In the summer of 1989, while all of Paris is poised to celebrate the bicentennial of the French Revolution, Sylvie mourns the loss of her lover, Julien. Julien had devoted years to secretly tracking his niece, who was taken by Nazis during the Holocaust, and now Sylvie picks up where he left off.
a graceful debut from Chaudhry, its sedate pacing revealing a finely textured world where grief and love commingle. Julien’s spirit travels across time but keeps careful vigil over Sylvie, their separate paths nonetheless a powerful testament to the enduring strength of the bonds we form in life.
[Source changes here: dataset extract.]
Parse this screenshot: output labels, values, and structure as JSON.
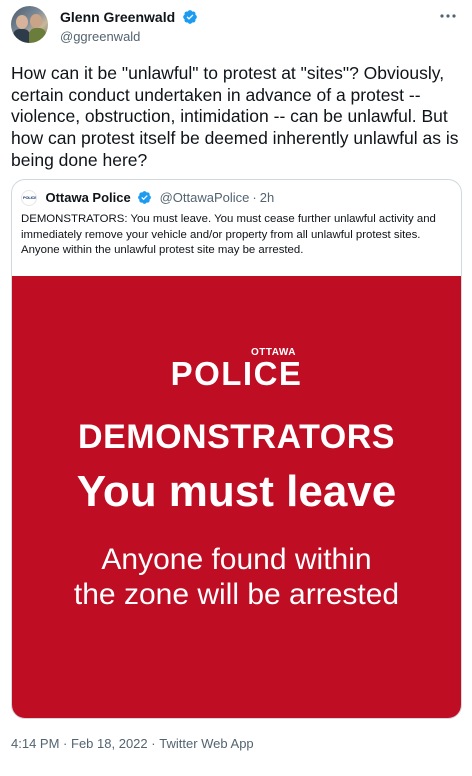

Wisely, author Mamta Chaudhry grounds her romantic tale and evocative language with details that are sharply realistic, usually about everyday Parisian life ... Best of all are the scenes when Julien seems to time travel, visiting a group of Parisian washerwomen in 1889, and witnessing the murder of King Henri IV in 1610 ... The problem is that the plot hinges on an unbelievable premise. (No, not the ghost part.) The reader must believe that the devastated Sylvie, desperate for any concrete reminder of Julien, would wait until page 70 to tear open the sealed envelope that conveniently falls out of a secret compartment in his desk on page three ... Furthermore, once she finally tracks down the mysterious “'M,' whose initial is on the envelope, Sylvie flees M’s apartment without asking the questions that are piling up, at least in the reader’s mind ... Luckily, the lure of the mystery and the seductive writing outweigh the annoyance of the author’s heavy manipulation.
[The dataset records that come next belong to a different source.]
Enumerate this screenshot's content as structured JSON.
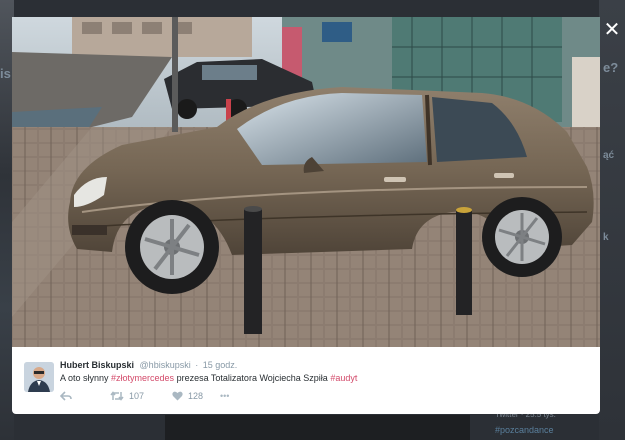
{
  "lightbox": {
    "close_symbol": "✕"
  },
  "tweet": {
    "author_name": "Hubert Biskupski",
    "author_handle": "@hbiskupski",
    "separator": "·",
    "time": "15 godz.",
    "text": {
      "part1": "A oto słynny ",
      "hashtag1": "#złotymercedes",
      "part2": " prezesa Totalizatora Wojciecha Szpiła ",
      "hashtag2": "#audyt"
    },
    "actions": {
      "retweet_count": "107",
      "like_count": "128",
      "more_symbol": "•••"
    }
  },
  "background": {
    "side_text_1": "e?",
    "side_text_2": "ąć",
    "side_text_3": "k",
    "side_left_1": "is",
    "bottom_right_1": "Twitter · 25.5 tys.",
    "bottom_right_2": "#pozcandance"
  },
  "icons": [
    "close-icon",
    "reply-icon",
    "retweet-icon",
    "heart-icon",
    "more-icon"
  ],
  "colors": {
    "hashtag": "#d34a6a",
    "muted": "#8899a6",
    "text": "#292f33",
    "car": "#7a6a58"
  }
}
... elegant ... Julien’s curious perspective—on history, on other ghosts, on the beauty but complexity of France generally and the Île Saint-Louis, his corner of Paris, in particular—is the novel’s most original aspect. Elsewhere, while Chaudhry brings a kind of reverent seriousness to events both past and present, her approach is more familiar. Characters are often simple, like the kindly Jewish baker, the protective (but kindly) concierge, the sympathetic American lodgers, and even Sylvie’s anthropomorphized terrier, Coco. And resolutions, even sad ones, arrive with coincidence and ease ... A curious fusion of the predictable and the unconventional which, given the appetite for Paris, love, and wartime tragedy, might well touch a popular nerve.